Randy secara khusus menyoroti langkah Timotius Kaidel yang dinilainya kooperatif dalam memenuhi panggilan Kejaksaan Tinggi Maluku. Menurutnya, sikap tersebut menunjukkan itikad baik seorang kepala daerah dalam menghormati proses hukum yang sedang berjalan.
Ia menegaskan bahwa kehadiran Bupati Aru dalam pemeriksaan bukanlah bentuk kelemahan, melainkan cerminan kepemimpinan yang bertanggung jawab. Dalam sistem demokrasi, kata Randy, setiap pejabat publik memang harus siap menghadapi berbagai konsekuensi, termasuk ketika namanya terseret dalam isu yang berkembang.
Lebih jauh, Randy menilai bahwa riuhnya pemberitaan dan opini yang beredar tidak lepas dari dinamika politik lokal yang masih menyisakan rivalitas. Ia menyebut, ada kecenderungan pihak-pihak tertentu memanfaatkan momentum untuk menggiring opini publik yang berpotensi merusak citra kepemimpinan daerah.

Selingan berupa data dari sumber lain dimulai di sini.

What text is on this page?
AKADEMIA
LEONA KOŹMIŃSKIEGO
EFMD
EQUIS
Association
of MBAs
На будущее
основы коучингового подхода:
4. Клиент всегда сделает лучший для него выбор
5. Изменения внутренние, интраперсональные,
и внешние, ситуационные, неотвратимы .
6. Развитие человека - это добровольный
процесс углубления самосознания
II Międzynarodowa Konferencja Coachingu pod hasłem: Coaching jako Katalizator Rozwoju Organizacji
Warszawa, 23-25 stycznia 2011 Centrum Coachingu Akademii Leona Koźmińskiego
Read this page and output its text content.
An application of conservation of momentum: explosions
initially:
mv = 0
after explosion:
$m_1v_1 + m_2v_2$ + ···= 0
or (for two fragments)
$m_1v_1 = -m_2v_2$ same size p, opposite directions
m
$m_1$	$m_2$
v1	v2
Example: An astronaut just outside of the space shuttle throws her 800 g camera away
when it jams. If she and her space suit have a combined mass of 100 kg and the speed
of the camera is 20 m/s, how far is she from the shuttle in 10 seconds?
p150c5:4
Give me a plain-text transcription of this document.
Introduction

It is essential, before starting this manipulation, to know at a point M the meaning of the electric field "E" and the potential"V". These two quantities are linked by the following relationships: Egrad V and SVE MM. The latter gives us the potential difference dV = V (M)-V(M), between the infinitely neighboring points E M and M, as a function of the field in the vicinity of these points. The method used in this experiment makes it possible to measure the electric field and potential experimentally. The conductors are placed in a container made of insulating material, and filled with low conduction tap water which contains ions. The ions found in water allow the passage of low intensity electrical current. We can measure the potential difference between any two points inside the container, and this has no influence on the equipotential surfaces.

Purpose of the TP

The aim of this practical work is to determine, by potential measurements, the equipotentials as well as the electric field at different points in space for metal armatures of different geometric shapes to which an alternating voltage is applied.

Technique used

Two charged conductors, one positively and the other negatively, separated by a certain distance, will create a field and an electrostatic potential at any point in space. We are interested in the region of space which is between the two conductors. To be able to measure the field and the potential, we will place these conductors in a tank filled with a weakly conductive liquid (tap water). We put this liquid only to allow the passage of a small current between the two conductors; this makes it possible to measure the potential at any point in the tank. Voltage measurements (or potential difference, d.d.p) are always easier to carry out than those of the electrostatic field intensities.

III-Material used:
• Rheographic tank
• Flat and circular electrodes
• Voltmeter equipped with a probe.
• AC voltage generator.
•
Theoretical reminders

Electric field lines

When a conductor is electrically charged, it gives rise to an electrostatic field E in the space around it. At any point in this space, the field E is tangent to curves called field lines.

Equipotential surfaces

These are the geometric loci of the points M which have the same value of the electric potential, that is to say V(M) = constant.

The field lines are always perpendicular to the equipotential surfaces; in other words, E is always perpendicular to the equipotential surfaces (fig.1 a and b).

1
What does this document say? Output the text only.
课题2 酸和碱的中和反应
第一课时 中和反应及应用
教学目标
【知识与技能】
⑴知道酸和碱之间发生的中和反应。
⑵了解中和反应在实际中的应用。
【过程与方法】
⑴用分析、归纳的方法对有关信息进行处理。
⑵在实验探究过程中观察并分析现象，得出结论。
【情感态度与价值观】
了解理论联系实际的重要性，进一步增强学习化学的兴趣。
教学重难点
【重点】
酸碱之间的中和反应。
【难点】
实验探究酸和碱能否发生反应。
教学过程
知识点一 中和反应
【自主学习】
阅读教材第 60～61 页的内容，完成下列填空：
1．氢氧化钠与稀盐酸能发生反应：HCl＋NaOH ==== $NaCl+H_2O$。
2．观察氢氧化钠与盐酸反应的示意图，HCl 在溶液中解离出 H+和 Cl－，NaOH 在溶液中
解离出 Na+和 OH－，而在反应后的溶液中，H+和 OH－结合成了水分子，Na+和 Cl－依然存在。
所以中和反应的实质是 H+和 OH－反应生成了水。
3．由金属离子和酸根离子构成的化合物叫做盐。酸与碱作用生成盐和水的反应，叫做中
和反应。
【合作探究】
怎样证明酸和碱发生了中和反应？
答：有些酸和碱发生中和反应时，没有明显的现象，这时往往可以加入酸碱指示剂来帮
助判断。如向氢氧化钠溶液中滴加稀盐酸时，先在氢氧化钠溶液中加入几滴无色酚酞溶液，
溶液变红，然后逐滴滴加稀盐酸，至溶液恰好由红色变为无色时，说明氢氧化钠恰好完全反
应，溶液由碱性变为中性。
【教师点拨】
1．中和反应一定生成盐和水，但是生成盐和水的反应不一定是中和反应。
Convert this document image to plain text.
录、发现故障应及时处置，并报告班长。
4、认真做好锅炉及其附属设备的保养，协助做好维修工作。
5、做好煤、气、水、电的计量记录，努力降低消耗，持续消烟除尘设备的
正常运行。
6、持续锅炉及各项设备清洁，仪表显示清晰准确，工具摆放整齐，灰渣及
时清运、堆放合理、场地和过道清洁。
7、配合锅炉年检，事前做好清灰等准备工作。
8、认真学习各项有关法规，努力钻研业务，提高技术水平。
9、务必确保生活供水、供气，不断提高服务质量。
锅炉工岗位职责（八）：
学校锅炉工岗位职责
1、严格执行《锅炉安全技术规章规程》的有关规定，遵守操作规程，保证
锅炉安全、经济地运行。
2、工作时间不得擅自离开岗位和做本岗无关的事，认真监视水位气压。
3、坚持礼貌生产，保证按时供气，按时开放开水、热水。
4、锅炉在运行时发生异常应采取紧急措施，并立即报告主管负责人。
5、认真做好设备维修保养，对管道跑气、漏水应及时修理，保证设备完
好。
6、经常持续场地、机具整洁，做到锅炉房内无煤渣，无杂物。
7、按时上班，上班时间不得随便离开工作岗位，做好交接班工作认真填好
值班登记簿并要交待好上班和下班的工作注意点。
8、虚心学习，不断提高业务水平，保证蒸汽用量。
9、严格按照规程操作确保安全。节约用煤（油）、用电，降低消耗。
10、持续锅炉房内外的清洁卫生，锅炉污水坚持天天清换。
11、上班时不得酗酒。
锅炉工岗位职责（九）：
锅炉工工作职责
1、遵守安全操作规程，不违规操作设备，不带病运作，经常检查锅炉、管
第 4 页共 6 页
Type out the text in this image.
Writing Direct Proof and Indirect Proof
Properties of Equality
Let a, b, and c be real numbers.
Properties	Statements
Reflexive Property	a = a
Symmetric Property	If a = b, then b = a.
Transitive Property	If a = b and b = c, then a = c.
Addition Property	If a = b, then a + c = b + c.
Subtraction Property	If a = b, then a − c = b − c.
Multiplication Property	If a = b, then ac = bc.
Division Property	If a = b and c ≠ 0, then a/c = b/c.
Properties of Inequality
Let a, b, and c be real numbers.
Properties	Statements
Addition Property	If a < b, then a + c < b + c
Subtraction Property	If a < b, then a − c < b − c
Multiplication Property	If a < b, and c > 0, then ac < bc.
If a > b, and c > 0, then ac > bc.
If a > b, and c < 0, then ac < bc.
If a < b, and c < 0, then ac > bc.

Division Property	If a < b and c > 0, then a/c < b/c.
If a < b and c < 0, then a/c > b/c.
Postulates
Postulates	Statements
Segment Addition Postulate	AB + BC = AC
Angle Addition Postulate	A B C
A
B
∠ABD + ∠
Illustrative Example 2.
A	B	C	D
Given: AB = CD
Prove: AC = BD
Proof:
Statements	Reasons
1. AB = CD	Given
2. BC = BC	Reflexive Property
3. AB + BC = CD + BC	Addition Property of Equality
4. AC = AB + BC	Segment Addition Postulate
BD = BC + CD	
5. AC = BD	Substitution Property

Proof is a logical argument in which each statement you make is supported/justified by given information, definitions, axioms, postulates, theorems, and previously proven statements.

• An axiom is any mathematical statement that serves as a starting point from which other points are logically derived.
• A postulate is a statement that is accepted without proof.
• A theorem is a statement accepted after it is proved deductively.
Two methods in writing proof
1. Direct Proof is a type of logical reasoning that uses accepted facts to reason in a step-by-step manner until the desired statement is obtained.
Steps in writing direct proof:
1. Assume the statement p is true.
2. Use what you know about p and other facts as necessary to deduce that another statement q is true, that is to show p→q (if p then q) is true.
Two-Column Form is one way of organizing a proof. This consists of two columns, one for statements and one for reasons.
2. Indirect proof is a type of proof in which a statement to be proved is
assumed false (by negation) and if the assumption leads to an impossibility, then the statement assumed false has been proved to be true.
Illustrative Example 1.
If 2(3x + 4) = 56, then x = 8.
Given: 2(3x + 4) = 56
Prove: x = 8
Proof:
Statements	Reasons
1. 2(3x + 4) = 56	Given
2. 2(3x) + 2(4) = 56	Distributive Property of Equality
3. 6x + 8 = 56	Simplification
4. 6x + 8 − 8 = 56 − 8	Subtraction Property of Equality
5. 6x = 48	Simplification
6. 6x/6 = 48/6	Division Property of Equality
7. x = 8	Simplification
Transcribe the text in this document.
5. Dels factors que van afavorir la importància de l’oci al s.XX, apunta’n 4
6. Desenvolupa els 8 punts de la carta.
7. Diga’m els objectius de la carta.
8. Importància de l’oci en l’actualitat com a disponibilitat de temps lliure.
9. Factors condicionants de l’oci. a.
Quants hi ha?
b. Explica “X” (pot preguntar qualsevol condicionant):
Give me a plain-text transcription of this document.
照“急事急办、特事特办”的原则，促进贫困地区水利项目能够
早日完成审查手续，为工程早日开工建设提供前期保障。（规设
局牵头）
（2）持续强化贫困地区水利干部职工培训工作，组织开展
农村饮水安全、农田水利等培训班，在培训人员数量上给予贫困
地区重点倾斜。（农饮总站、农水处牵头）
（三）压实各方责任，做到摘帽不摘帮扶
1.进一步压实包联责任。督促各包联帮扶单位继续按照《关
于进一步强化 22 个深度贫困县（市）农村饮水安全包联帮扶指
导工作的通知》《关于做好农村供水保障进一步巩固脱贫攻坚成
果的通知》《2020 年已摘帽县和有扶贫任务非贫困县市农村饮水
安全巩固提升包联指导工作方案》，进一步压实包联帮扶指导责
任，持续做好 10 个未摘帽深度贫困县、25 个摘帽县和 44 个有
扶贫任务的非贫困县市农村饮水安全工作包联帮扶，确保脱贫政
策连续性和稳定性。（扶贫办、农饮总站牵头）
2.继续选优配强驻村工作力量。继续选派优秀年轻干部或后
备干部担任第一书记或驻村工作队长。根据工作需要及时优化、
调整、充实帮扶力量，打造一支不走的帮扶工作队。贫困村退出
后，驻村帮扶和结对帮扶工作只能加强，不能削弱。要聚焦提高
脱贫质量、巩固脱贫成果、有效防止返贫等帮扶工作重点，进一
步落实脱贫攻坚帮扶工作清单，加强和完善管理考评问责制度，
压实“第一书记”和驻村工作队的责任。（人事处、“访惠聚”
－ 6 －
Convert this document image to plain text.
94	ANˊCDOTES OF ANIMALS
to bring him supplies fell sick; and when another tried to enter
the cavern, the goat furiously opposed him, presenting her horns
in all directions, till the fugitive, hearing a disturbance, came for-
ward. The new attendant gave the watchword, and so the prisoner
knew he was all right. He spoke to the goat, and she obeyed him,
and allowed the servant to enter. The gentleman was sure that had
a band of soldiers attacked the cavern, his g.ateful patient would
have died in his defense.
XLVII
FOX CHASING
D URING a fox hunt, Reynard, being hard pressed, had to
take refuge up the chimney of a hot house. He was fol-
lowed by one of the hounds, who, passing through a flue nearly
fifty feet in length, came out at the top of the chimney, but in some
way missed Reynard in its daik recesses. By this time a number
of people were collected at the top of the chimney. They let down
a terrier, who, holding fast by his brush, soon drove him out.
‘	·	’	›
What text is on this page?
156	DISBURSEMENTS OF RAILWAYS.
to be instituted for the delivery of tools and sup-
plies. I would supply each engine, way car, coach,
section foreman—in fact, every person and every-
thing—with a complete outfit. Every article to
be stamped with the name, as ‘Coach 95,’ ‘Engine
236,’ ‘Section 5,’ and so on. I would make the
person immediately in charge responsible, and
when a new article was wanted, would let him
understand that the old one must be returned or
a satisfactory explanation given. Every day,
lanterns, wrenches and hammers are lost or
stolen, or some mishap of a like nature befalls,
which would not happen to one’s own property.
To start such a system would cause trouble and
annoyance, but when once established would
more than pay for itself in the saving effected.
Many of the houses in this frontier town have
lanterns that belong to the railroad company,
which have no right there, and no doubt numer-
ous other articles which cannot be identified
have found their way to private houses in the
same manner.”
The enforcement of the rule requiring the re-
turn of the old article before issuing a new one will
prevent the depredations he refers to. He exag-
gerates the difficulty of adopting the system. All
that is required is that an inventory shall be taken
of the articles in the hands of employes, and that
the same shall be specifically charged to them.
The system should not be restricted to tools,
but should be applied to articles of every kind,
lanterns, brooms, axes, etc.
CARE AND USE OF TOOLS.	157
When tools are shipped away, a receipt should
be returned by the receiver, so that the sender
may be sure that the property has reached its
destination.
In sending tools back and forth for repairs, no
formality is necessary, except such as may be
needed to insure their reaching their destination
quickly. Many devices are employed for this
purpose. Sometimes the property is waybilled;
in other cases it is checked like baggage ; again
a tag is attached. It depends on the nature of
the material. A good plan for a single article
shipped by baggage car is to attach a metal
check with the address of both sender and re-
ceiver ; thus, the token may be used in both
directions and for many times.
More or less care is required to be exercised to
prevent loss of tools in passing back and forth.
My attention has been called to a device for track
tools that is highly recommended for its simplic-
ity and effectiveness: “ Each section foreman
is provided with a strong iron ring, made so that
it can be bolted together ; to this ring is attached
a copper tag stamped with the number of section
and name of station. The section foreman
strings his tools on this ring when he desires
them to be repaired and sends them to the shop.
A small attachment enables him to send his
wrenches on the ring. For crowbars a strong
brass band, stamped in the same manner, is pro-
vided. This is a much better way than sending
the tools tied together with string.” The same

Meski demikian, ia mengingatkan agar masyarakat tidak mudah terprovokasi oleh isu-isu yang belum tentu memiliki dasar yang kuat. Menurutnya, proses hukum harus dihormati dan dikawal bersama, tanpa harus menjadikannya sebagai alat untuk menyerang secara politik.
AMAP, lanjut Randy, tetap mendorong agar seluruh elemen di Kepulauan Aru dapat menjaga stabilitas daerah. Ia menekankan bahwa fokus utama saat ini adalah memastikan pembangunan tetap berjalan dan kepentingan masyarakat tidak terganggu oleh konflik maupun tarik-menarik kepentingan politik.